Massachusetts announced Monday that it will refuse to join the federal government’s Secure Communities initiative, becoming the latest state to balk at the Obama administration’s key anti-illegal immigration program designed to target gang members and violent felons for deportation.
Following on the heels of Illinois and New York, which this year said they would try to opt out of the program, the move signals growing discontent from usually reliable Democratic territory over President Obama’s immigration policy, which is now drawing fire from both sides of the aisle.
“The governor and I are dubious of the commonwealth taking on the federal role of immigration enforcement,” Massachusetts Public Safety Secretary Mary Elizabeth Heffernan wrote to U.S. Immigration and Customs Enforcement, the division of the Homeland Security Department that runs the program.
It comes as more states are challenging the Obama administration’s immigration efforts. From the right, Arizona has led a battle to empower local police to check immigration status, while the rebellion against Secure Communities highlights concerns from the left that Mr. Obama is deporting record numbers of illegal immigrants, many of whom do not have the extensive criminal records on which the president has said he wants to focus.
But it was unclear whether Massachusetts has any option. Secure Communities operates on fingerprints that local law enforcement agencies send to the FBI every time someone is arrested and booked. Homeland Security officials say they retain the right to run them through immigration databases to see whether there are illegal immigrants who should be prioritized for deportation.
“The federal government, not the state or local law enforcement agency, determines what immigration enforcement action, if any, is appropriate,” ICE spokeswoman Nicole A. Navas said. “Only federal officers make immigration decisions, and they do so only after an individual is arrested for a criminal violation of state law, separate and apart from any violations of immigration law.”
ICE says that about 42 percent of states and localities are part of the program and that the entire country will be covered by 2013.
As of May 31, just one Massachusetts locale, Suffolk County, participated in Secure Communities. Half of New York’s 62 counties, and about a quarter of Illinois’ counties were signed up.
Through March 31, ICE said the program had resulted in the identifications of 151,590 criminal aliens and 77,160 of their deportations.
That has helped bolster the record level of deportations, which Mr. Obama has touted as a major step in changing immigration enforcement away from going after rank-and-file immigrants and toward criminals.

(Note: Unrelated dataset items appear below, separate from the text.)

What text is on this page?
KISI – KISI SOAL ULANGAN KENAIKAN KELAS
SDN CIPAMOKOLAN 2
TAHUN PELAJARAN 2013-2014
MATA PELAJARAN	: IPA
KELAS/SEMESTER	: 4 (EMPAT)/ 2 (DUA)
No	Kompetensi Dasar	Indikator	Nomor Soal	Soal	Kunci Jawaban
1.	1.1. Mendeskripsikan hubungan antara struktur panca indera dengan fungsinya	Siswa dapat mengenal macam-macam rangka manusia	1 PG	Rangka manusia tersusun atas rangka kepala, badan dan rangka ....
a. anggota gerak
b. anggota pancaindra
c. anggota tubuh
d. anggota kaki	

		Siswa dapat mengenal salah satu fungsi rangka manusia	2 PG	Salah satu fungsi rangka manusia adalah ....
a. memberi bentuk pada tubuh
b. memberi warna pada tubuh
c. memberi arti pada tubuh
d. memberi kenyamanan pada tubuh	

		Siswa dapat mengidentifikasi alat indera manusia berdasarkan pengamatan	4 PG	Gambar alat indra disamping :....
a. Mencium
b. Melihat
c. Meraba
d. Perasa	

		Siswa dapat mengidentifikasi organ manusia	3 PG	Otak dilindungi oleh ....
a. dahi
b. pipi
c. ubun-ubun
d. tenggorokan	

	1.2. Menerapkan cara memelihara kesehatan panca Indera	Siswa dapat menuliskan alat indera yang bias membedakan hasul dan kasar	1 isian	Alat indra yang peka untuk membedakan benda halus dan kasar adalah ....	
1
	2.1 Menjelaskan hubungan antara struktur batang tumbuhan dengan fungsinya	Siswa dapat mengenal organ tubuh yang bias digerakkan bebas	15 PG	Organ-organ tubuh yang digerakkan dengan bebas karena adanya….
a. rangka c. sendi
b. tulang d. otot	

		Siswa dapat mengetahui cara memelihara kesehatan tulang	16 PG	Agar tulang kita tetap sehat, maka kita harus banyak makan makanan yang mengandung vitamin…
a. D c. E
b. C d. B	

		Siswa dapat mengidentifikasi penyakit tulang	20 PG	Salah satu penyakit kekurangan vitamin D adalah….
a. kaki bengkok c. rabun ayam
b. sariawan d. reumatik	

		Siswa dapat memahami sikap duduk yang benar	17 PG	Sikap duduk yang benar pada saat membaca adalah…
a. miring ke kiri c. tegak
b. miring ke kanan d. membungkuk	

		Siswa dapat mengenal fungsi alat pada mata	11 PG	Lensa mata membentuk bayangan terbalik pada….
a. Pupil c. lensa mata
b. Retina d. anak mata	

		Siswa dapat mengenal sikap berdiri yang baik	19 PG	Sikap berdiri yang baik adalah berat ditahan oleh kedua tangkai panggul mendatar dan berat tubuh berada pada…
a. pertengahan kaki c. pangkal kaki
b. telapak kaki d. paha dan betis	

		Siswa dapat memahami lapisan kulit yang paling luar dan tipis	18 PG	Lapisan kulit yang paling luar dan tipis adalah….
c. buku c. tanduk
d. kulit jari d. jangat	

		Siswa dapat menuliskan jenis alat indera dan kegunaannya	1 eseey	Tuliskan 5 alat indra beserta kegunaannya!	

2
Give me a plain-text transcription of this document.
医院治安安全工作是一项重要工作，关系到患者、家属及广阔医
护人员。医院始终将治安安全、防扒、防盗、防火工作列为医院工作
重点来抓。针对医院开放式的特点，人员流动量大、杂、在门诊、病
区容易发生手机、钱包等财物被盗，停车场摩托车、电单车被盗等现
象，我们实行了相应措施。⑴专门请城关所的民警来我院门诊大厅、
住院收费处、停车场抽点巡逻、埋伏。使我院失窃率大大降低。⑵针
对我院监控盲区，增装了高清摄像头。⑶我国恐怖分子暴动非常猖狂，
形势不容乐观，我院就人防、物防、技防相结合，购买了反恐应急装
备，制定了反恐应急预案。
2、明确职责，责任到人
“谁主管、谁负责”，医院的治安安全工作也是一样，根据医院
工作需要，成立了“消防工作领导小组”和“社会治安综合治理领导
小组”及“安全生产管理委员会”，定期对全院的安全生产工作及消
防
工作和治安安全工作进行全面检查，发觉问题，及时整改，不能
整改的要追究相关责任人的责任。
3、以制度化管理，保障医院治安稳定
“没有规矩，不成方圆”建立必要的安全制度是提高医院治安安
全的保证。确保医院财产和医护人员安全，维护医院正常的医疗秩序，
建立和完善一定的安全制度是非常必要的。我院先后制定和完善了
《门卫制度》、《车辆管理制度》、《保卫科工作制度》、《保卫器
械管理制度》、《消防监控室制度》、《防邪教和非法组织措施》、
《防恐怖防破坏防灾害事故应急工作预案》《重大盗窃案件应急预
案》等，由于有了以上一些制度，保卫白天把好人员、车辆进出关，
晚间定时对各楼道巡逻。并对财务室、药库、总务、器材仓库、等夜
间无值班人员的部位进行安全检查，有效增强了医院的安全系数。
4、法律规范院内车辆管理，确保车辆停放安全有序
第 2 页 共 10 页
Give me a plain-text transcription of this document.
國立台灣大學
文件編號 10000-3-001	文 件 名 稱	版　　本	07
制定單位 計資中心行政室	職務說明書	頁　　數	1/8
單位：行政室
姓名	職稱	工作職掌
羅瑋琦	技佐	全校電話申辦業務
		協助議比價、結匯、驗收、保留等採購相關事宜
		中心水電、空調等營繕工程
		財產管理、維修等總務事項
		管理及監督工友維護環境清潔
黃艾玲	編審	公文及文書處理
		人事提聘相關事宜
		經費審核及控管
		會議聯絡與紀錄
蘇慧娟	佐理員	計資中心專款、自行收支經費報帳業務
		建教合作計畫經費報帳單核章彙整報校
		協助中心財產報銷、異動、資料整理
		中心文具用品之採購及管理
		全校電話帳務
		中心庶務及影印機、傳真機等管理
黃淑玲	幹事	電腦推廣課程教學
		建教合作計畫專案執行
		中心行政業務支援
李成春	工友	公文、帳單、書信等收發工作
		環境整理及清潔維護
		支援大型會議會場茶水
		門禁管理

Immigration advocates, though, say the program is leading to deportations of illegal immigrants who have no criminal records, but whom the federal government targets once they are arrested on minor charges.
Overall in fiscal year 2010, ICE deported 392,862 aliens, and 195,772 had criminal records while 197,090 did not.
The rebellion against Secure Communities is spreading rapidly. Hispanic members of Congress have challenged the program’s direction, and this week Los Angeles’ city council is slated to hear testimony on a resolution condemning the program.
From within the administration, Homeland Security’s inspector general has announced an investigation into whether the program does strive “to identify and remove dangerous criminal aliens” from the U.S., or strays beyond that.
Rep. Zoe Lofgren of California, the ranking Democrat on the House Judiciary Committee’s immigration subcommittee, has asked the inspector general to also look at whether administration officials misled localities about the ability to opt out.
ICE fired one contractor who had written emails indicating that opting out was an option, but Ms. Lofgren said administration officials themselves, including Homeland Security Secretary Janet Napolitano, had indicated the same thing. The fired contractor, Dan Cadman, has written his own letter to Ms. Lofgren charging that ICE officials used him as a scapegoat, and that it was they, not he, who tried to mislead.
“It comes down to this: ICE painted itself into a corner and needed someone to blame,” he wrote.
Democrats are torn over the program. Some want to end the program, while others argue that it should be mended so that it truly targets criminal aliens.
Overall support in Congress for enforcement measures continues to be strong.
Last week, the House, while debating the Homeland Security spending bill, adopted several amendments to strengthen enforcement, and easily turned back an amendment to restrict the 287(g) program, which is a voluntary agreement between localities and the federal government to train police to help enforce immigration law.
The clash between states and the federal government has grown heated over the past few years, beginning with Arizona’s decision to require all employers to check their new hires against a voluntary federal database for work eligibility. Arizona enacted another law last year that would have given police broader powers to check immigration status.
The police powers law has been mostly blocked by the courts, but late last month the Supreme Court upheld Arizona’s employment database checks law.
On Monday, the Supreme Court directed a federal appeals court to revisit its decision overturning a local employment-checks ordinance in Hazleton, Pa., in light of the ruling on Arizona.